À vrai dire, nous connaissions très bien la situation malheureuse des jeunes Postollec dont la mère est une ivrognesse notoire, et c'est par délicatesse envers ces pauvres enfants que nous n'avions pas parlé de la mesure, de bienveillance d'ailleurs, dont ils avaient été l'objet de la part de l'Office départemental des pupilles de la nation.
Il faut dire en effet, que le père des frères Postollec (Albert, né le 11 octobre 1917 ; Jean-Joseph, né le 8 juin 1922 et Henri-Jean, né le 26 mai 1923) a été tué à la guerre.
Or, les enfants Postollec n'ont pas été arrachés à leur mère puisque celle-ci, si nos renseignements sont exacts, a fait une demande pour que l'Office des pupilles de la nation s'occupe d'eux et les place.

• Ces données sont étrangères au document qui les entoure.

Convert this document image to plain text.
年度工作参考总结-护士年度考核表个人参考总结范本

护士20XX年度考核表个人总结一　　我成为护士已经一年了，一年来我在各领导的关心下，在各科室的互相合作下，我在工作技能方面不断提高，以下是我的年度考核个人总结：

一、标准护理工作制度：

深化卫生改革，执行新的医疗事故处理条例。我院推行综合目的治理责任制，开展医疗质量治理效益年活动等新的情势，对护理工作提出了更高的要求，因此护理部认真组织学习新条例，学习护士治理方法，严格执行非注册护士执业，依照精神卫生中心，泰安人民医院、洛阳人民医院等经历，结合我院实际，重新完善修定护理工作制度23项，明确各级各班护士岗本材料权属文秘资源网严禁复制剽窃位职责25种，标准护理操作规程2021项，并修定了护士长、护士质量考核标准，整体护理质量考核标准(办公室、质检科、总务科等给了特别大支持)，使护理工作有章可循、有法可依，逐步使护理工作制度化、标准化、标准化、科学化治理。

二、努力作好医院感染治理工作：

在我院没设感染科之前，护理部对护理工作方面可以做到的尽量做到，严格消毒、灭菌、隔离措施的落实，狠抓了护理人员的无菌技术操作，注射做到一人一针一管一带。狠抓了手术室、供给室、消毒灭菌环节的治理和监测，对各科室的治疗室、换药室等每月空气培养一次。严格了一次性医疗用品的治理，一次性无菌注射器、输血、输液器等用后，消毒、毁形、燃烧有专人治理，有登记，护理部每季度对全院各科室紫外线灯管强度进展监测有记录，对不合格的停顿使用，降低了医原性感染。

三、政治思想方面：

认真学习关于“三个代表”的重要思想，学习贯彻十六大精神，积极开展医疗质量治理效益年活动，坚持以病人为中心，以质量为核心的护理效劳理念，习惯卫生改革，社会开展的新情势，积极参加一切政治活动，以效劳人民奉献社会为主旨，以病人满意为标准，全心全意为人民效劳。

M. Dramard. procureur de la République, a fait tout son devoir envers ces enfants.
Voici d'ailleurs, en substance, ce qu'il nous a déclaré hier, ce dont nos lecteurs se souviendront, puisque nous en avons parlé en temps utile.
La veuve Postollec, ayant comparu devant le tribunal correctionnel pour recel de litres de vin dérobés par l'un de ses fils, à Coatserho, fut condamnée à deux mois de prison avec sursis.

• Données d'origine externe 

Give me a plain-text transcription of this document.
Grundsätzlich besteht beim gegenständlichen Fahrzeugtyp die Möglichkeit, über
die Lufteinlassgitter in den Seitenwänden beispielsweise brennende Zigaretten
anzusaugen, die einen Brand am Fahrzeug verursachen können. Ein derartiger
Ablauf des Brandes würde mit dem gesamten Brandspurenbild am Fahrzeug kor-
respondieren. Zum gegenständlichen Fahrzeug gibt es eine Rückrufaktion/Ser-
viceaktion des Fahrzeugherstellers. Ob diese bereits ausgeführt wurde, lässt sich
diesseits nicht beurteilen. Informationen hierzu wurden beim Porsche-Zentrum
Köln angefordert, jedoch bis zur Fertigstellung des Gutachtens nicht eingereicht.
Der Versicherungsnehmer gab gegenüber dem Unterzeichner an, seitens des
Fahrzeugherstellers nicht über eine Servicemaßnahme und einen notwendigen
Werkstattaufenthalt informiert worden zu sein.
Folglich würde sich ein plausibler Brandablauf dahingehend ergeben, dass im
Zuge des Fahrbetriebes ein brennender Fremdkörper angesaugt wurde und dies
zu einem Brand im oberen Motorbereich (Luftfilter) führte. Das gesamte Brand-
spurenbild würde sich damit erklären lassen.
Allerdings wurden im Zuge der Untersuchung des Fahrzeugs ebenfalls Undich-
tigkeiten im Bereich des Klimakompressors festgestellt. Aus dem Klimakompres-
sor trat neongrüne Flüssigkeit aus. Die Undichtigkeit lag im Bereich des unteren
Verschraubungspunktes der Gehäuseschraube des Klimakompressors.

Par décision de la Chambre du conseil, en date du 8 octobre 1936, le tribunal confia le plus jeune des enfants Postollec à l'Office départemental des pupilles de la nation.

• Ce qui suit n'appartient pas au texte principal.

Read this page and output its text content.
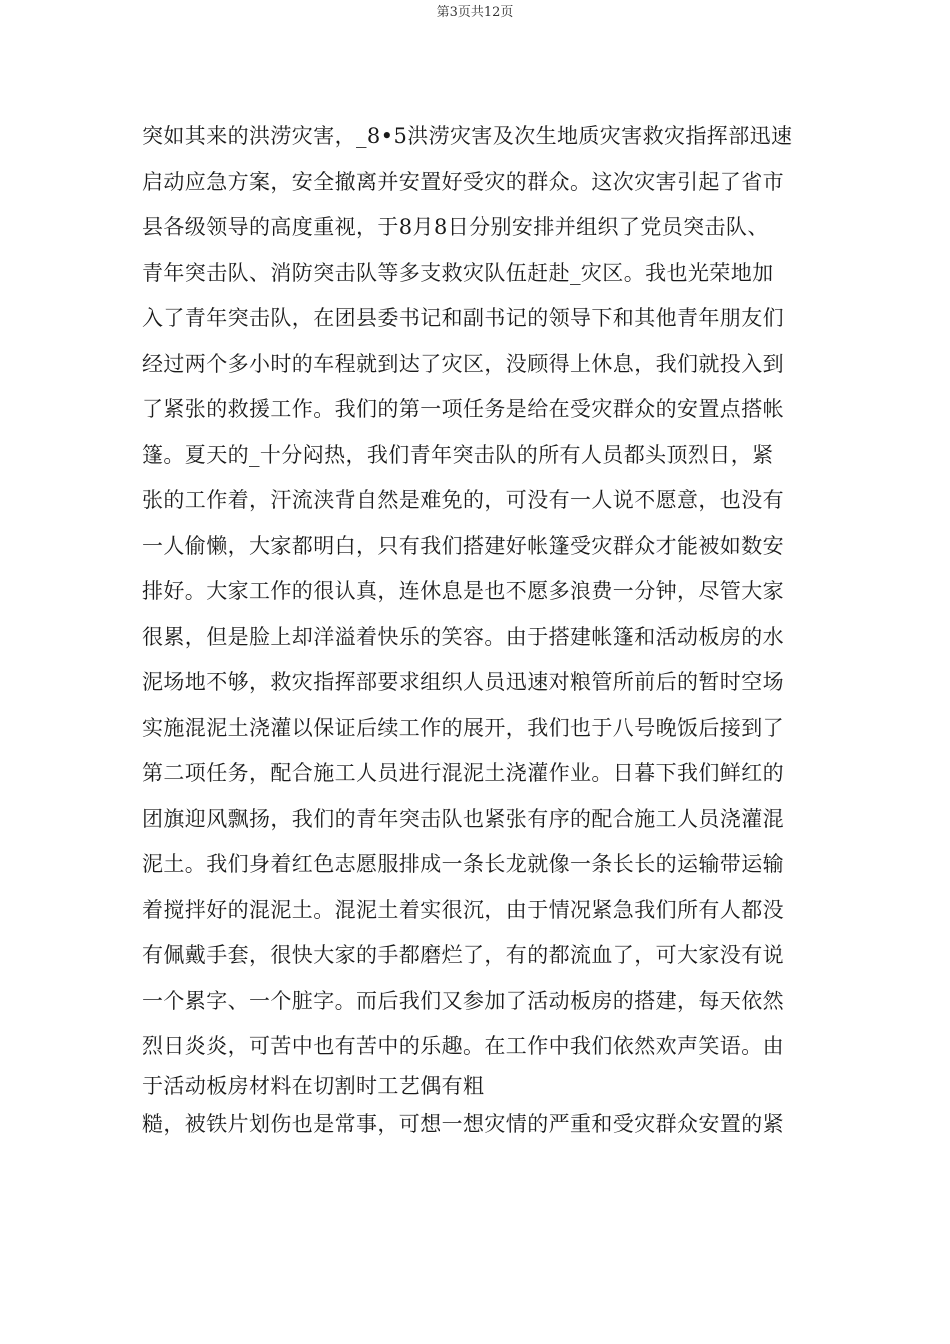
第3页共12页
突如其来的洪涝灾害，_8•5洪涝灾害及次生地质灾害救灾指挥部迅速
启动应急方案，安全撤离并安置好受灾的群众。这次灾害引起了省市
县各级领导的高度重视，于8月8日分别安排并组织了党员突击队、
青年突击队、消防突击队等多支救灾队伍赶赴_灾区。我也光荣地加
入了青年突击队，在团县委书记和副书记的领导下和其他青年朋友们
经过两个多小时的车程就到达了灾区，没顾得上休息，我们就投入到
了紧张的救援工作。我们的第一项任务是给在受灾群众的安置点搭帐
篷。夏天的_十分闷热，我们青年突击队的所有人员都头顶烈日，紧
张的工作着，汗流浃背自然是难免的，可没有一人说不愿意，也没有
一人偷懒，大家都明白，只有我们搭建好帐篷受灾群众才能被如数安
排好。大家工作的很认真，连休息是也不愿多浪费一分钟，尽管大家
很累，但是脸上却洋溢着快乐的笑容。由于搭建帐篷和活动板房的水
泥场地不够，救灾指挥部要求组织人员迅速对粮管所前后的暂时空场
实施混泥土浇灌以保证后续工作的展开，我们也于八号晚饭后接到了
第二项任务，配合施工人员进行混泥土浇灌作业。日暮下我们鲜红的
团旗迎风飘扬，我们的青年突击队也紧张有序的配合施工人员浇灌混
泥土。我们身着红色志愿服排成一条长龙就像一条长长的运输带运输
着搅拌好的混泥土。混泥土着实很沉，由于情况紧急我们所有人都没
有佩戴手套，很快大家的手都磨烂了，有的都流血了，可大家没有说
一个累字、一个脏字。而后我们又参加了活动板房的搭建，每天依然
烈日炎炎，可苦中也有苦中的乐趣。在工作中我们依然欢声笑语。由
于活动板房材料在切割时工艺偶有粗
糙，被铁片划伤也是常事，可想一想灾情的严重和受灾群众安置的紧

Mais, en raison de l'inconduite notoire de la veuve Postollec — il fut établi qu'elle poussait même ses enfants au vol pour pouvoir s’enivrer — une instance de déchéance de puissance paternelle fut introduite devant le tribunal.
Celui-ci décida que la tutelle serait désormais exercée, pour les trois frères Postollec, par l'Office départemental des pupilles de la nation.
Ce n'est donc pas une peine qui ai été infligée à ces pauvres enfants.
C'est, au contraire, par l'application des lois sur la protection de l'enfance que le tribunal a jugé nécessaire de les soustraire à de pernicieux exemples.
L'Office des pupilles de la nation se chargea de placer les jeunes Postollec, non pas dans une maison de correction, puisqu'ils n'avaient jamais été condamnés, mais dans un pensionnat, sorte de patronage laïque, réservé aux pupilles de la nation, se trouvant près de Grenoble.
Des renseignements que nous avons pu obtenir par ailleurs, il résulte que lorsqu'un officier de paix de Grenoble vint chercher les enfants à Morlaix le 18 mars, l'aîné d'entre eux se trouvait à Perros-Guirec, où il travaillait sur le marché.
Ce fut le brigadier de police Charles qui fut chargé de le ramener à Morlaix.
Tout cela se passa sans attirer l'attention des personnes présentes au marché.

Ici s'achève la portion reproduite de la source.